Bluetooth Low Energy (BLE) as a Precision Livestock Farming Tool

A PhD thesis by Aimee May Walker investigates the use of Bluetooth Low Energy (BLE) technology as a precision livestock farming (PLF) tool in extensive sheep grazing systems. The primary emphasis is on the viability of BLE for monitoring sheep location, proximity, and behavioural relationships, especially in outdoor environments where traditional monitoring tools are often impractical.

BLE is highlighted throughout the thesis as a promising candidate for livestock monitoring due to its low power consumption, cost-effectiveness, small physical footprint, and ability to function in outdoor settings. These characteristics make BLE particularly suitable for sheep, which require lightweight and unobtrusive devices.

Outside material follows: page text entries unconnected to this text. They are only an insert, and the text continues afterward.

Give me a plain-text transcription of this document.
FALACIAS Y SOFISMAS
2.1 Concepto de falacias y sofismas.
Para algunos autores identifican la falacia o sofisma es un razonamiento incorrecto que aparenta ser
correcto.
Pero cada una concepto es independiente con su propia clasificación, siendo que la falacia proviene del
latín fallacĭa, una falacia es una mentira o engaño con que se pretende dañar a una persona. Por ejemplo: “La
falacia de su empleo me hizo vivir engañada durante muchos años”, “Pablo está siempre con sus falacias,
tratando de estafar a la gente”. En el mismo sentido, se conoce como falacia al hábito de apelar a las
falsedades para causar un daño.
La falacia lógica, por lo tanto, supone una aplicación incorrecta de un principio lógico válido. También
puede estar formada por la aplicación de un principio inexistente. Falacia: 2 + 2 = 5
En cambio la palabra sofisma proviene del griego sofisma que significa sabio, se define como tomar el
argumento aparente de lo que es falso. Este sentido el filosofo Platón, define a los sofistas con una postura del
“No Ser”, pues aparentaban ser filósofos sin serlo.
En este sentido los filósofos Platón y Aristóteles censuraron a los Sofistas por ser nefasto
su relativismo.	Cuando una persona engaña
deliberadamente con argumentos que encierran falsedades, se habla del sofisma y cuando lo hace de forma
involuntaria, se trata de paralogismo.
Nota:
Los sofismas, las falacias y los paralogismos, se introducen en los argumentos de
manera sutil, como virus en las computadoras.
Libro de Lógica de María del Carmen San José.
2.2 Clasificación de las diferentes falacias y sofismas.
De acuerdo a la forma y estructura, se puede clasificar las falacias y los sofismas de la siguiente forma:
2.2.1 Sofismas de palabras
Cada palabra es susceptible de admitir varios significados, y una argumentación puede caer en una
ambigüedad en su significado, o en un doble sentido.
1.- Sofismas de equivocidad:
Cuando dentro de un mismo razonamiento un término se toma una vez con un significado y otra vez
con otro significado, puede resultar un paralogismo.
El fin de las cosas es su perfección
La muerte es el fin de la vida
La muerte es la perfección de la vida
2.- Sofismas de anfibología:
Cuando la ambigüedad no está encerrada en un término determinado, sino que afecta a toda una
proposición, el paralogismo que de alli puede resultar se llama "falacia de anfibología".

The research involved developing a prototype BLE monitoring system and testing it in several scenarios. Firstly, signal strength and range were evaluated through calibration studies in outdoor environments, showing that BLE signal strength reliably declines with distance but is significantly affected by factors such as device height and line-of-sight, both of which can vary with animal behaviour. These findings underscore the challenge of interpreting BLE signal strength to accurately determine distance.

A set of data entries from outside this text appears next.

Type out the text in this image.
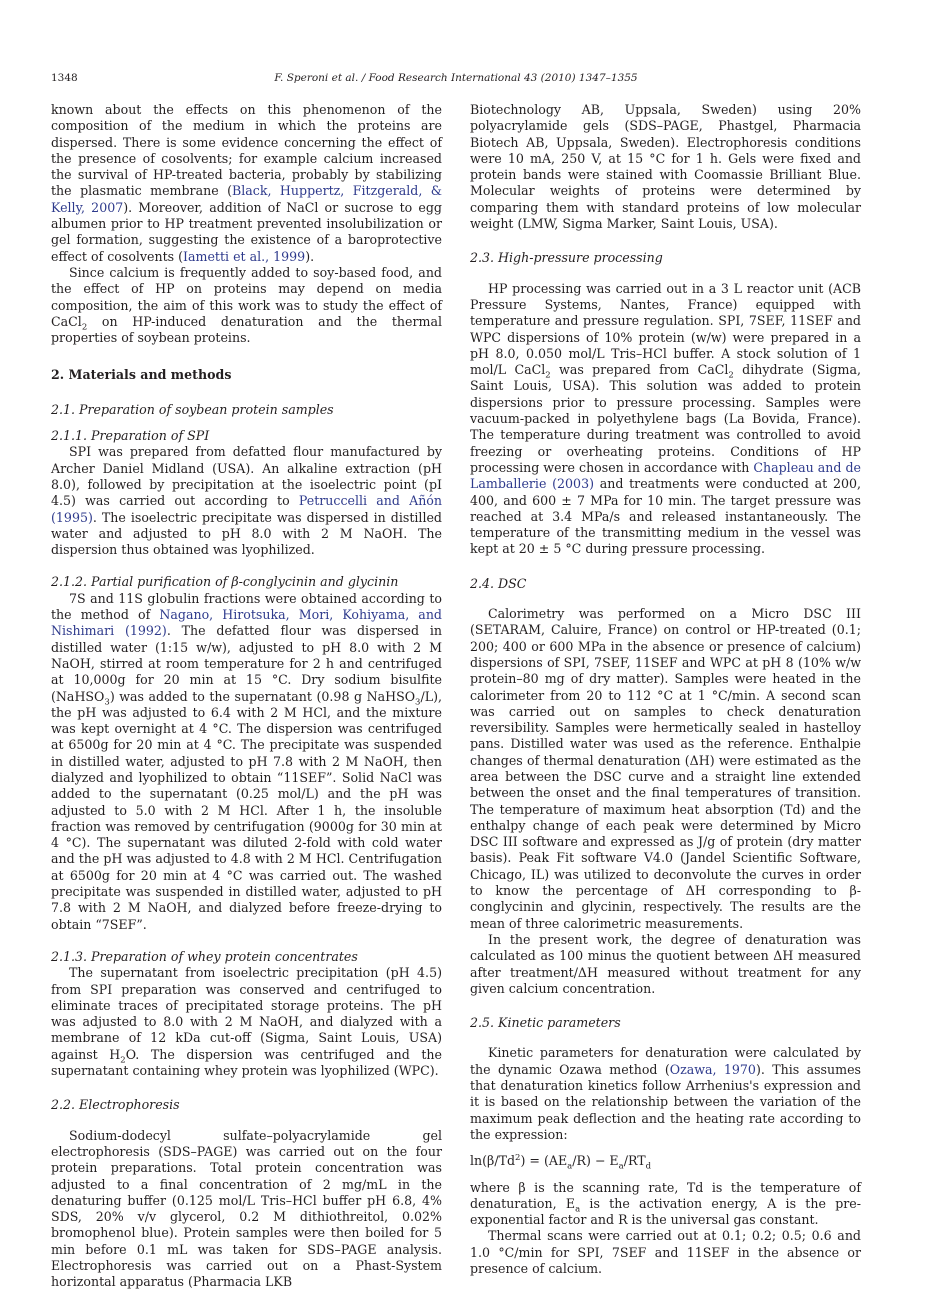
1348	F. Speroni et al. / Food Research International 43 (2010) 1347–1355

known about the effects on this phenomenon of the composition of the medium in which the proteins are dispersed. There is some evidence concerning the effect of the presence of cosolvents; for example calcium increased the survival of HP-treated bacteria, probably by stabilizing the plasmatic membrane (Black, Huppertz, Fitzgerald, & Kelly, 2007). Moreover, addition of NaCl or sucrose to egg albumen prior to HP treatment prevented insolubilization or gel formation, suggesting the existence of a baroprotective effect of cosolvents (Iametti et al., 1999).

Since calcium is frequently added to soy-based food, and the effect of HP on proteins may depend on media composition, the aim of this work was to study the effect of CaCl$_2$ on HP-induced denaturation and the thermal properties of soybean proteins.

2. Materials and methods
2.1. Preparation of soybean protein samples
2.1.1. Preparation of SPI

SPI was prepared from defatted flour manufactured by Archer Daniel Midland (USA). An alkaline extraction (pH 8.0), followed by precipitation at the isoelectric point (pI 4.5) was carried out according to Petruccelli and Añón (1995). The isoelectric precipitate was dispersed in distilled water and adjusted to pH 8.0 with 2 M NaOH. The dispersion thus obtained was lyophilized.

2.1.2. Partial purification of β-conglycinin and glycinin

7S and 11S globulin fractions were obtained according to the method of Nagano, Hirotsuka, Mori, Kohiyama, and Nishimari (1992). The defatted flour was dispersed in distilled water (1:15 w/w), adjusted to pH 8.0 with 2 M NaOH, stirred at room temperature for 2 h and centrifuged at 10,000g for 20 min at 15 °C. Dry sodium bisulfite (NaHSO$_3$) was added to the supernatant (0.98 g NaHSO$_3$/L), the pH was adjusted to 6.4 with 2 M HCl, and the mixture was kept overnight at 4 °C. The dispersion was centrifuged at 6500g for 20 min at 4 °C. The precipitate was suspended in distilled water, adjusted to pH 7.8 with 2 M NaOH, then dialyzed and lyophilized to obtain “11SEF”. Solid NaCl was added to the supernatant (0.25 mol/L) and the pH was adjusted to 5.0 with 2 M HCl. After 1 h, the insoluble fraction was removed by centrifugation (9000g for 30 min at 4 °C). The supernatant was diluted 2-fold with cold water and the pH was adjusted to 4.8 with 2 M HCl. Centrifugation at 6500g for 20 min at 4 °C was carried out. The washed precipitate was suspended in distilled water, adjusted to pH 7.8 with 2 M NaOH, and dialyzed before freeze-drying to obtain “7SEF”.

2.1.3. Preparation of whey protein concentrates

The supernatant from isoelectric precipitation (pH 4.5) from SPI preparation was conserved and centrifuged to eliminate traces of precipitated storage proteins. The pH was adjusted to 8.0 with 2 M NaOH, and dialyzed with a membrane of 12 kDa cut-off (Sigma, Saint Louis, USA) against $H_2O$. The dispersion was centrifuged and the supernatant containing whey protein was lyophilized (WPC).

2.2. Electrophoresis

Sodium-dodecyl sulfate–polyacrylamide gel electrophoresis (SDS–PAGE) was carried out on the four protein preparations. Total protein concentration was adjusted to a final concentration of 2 mg/mL in the denaturing buffer (0.125 mol/L Tris–HCl buffer pH 6.8, 4% SDS, 20% v/v glycerol, 0.2 M dithiothreitol, 0.02% bromophenol blue). Protein samples were then boiled for 5 min before 0.1 mL was taken for SDS–PAGE analysis. Electrophoresis was carried out on a Phast-System horizontal apparatus (Pharmacia LKB

Biotechnology AB, Uppsala, Sweden) using 20% polyacrylamide gels (SDS–PAGE, Phastgel, Pharmacia Biotech AB, Uppsala, Sweden). Electrophoresis conditions were 10 mA, 250 V, at 15 °C for 1 h. Gels were fixed and protein bands were stained with Coomassie Brilliant Blue. Molecular weights of proteins were determined by comparing them with standard proteins of low molecular weight (LMW, Sigma Marker, Saint Louis, USA).

2.3. High-pressure processing

HP processing was carried out in a 3 L reactor unit (ACB Pressure Systems, Nantes, France) equipped with temperature and pressure regulation. SPI, 7SEF, 11SEF and WPC dispersions of 10% protein (w/w) were prepared in a pH 8.0, 0.050 mol/L Tris–HCl buffer. A stock solution of 1 mol/L CaCl$_2$ was prepared from CaCl$_2$ dihydrate (Sigma, Saint Louis, USA). This solution was added to protein dispersions prior to pressure processing. Samples were vacuum-packed in polyethylene bags (La Bovida, France). The temperature during treatment was controlled to avoid freezing or overheating proteins. Conditions of HP processing were chosen in accordance with Chapleau and de Lamballerie (2003) and treatments were conducted at 200, 400, and 600 ± 7 MPa for 10 min. The target pressure was reached at 3.4 MPa/s and released instantaneously. The temperature of the transmitting medium in the vessel was kept at 20 ± 5 °C during pressure processing.

2.4. DSC

Calorimetry was performed on a Micro DSC III (SETARAM, Caluire, France) on control or HP-treated (0.1; 200; 400 or 600 MPa in the absence or presence of calcium) dispersions of SPI, 7SEF, 11SEF and WPC at pH 8 (10% w/w protein–80 mg of dry matter). Samples were heated in the calorimeter from 20 to 112 °C at 1 °C/min. A second scan was carried out on samples to check denaturation reversibility. Samples were hermetically sealed in hastelloy pans. Distilled water was used as the reference. Enthalpie changes of thermal denaturation (ΔH) were estimated as the area between the DSC curve and a straight line extended between the onset and the final temperatures of transition. The temperature of maximum heat absorption (Td) and the enthalpy change of each peak were determined by Micro DSC III software and expressed as J/g of protein (dry matter basis). Peak Fit software V4.0 (Jandel Scientific Software, Chicago, IL) was utilized to deconvolute the curves in order to know the percentage of ΔH corresponding to β-conglycinin and glycinin, respectively. The results are the mean of three calorimetric measurements.

In the present work, the degree of denaturation was calculated as 100 minus the quotient between ΔH measured after treatment/ΔH measured without treatment for any given calcium concentration.

2.5. Kinetic parameters

Kinetic parameters for denaturation were calculated by the dynamic Ozawa method (Ozawa, 1970). This assumes that denaturation kinetics follow Arrhenius's expression and it is based on the relationship between the variation of the maximum peak deflection and the heating rate according to the expression:

$\ln(\beta/Td^2) = (AE_a/R) - E_a/RT_d$

where β is the scanning rate, Td is the temperature of denaturation, $E_a$ is the activation energy, A is the pre-exponential factor and R is the universal gas constant.

Thermal scans were carried out at 0.1; 0.2; 0.5; 0.6 and 1.0 °C/min for SPI, 7SEF and 11SEF in the absence or presence of calcium.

BLE was then assessed for its capacity to localise sheep. Using both static and on-animal trials, the technology was able to detect positions within grazing paddocks with a mean localisation error of approximately 19 to 24 metres. This demonstrated technical feasibility but also indicated that a high number of fixed BLE readers would be required for reliable coverage across larger fields, limiting commercial viability in its current form.

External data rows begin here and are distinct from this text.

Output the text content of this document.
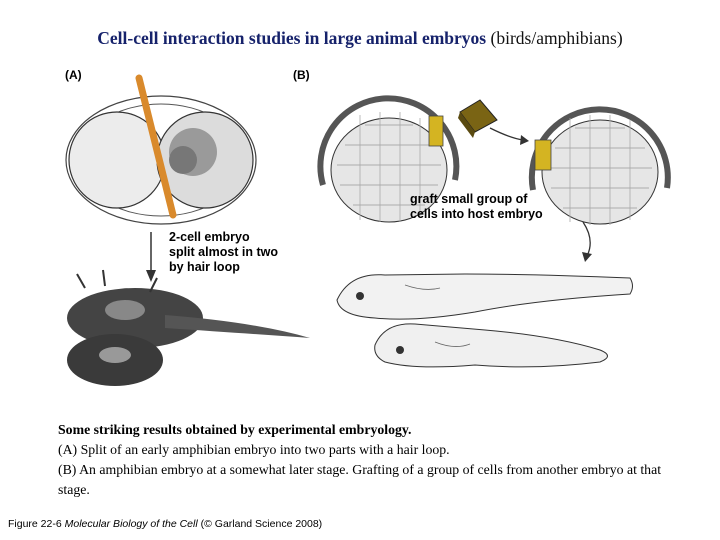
Cell-cell interaction studies in large animal embryos (birds/amphibians)
(A)	(B)
2-cell embryo
split almost in two
by hair loop
graft small group of
cells into host embryo
Some striking results obtained by experimental embryology.
(A) Split of an early amphibian embryo into two parts with a hair loop.
(B) An amphibian embryo at a somewhat later stage. Grafting of a group of cells from another embryo at that stage.
Figure 22-6 Molecular Biology of the Cell (© Garland Science 2008)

A further study evaluated BLE for monitoring contact patterns between sheep, particularly during the lambing and early lactation period. By equipping ewes and lambs with BLE devices, the system successfully tracked interaction patterns over time. BLE data revealed expected social behaviours, such as reduced ewe-ewe interactions around parturition and evolving ewe-lamb contact as lambs aged. Additionally, it detected behavioural changes associated with welfare indicators, such as increased ewe-lamb proximity in lame ewes.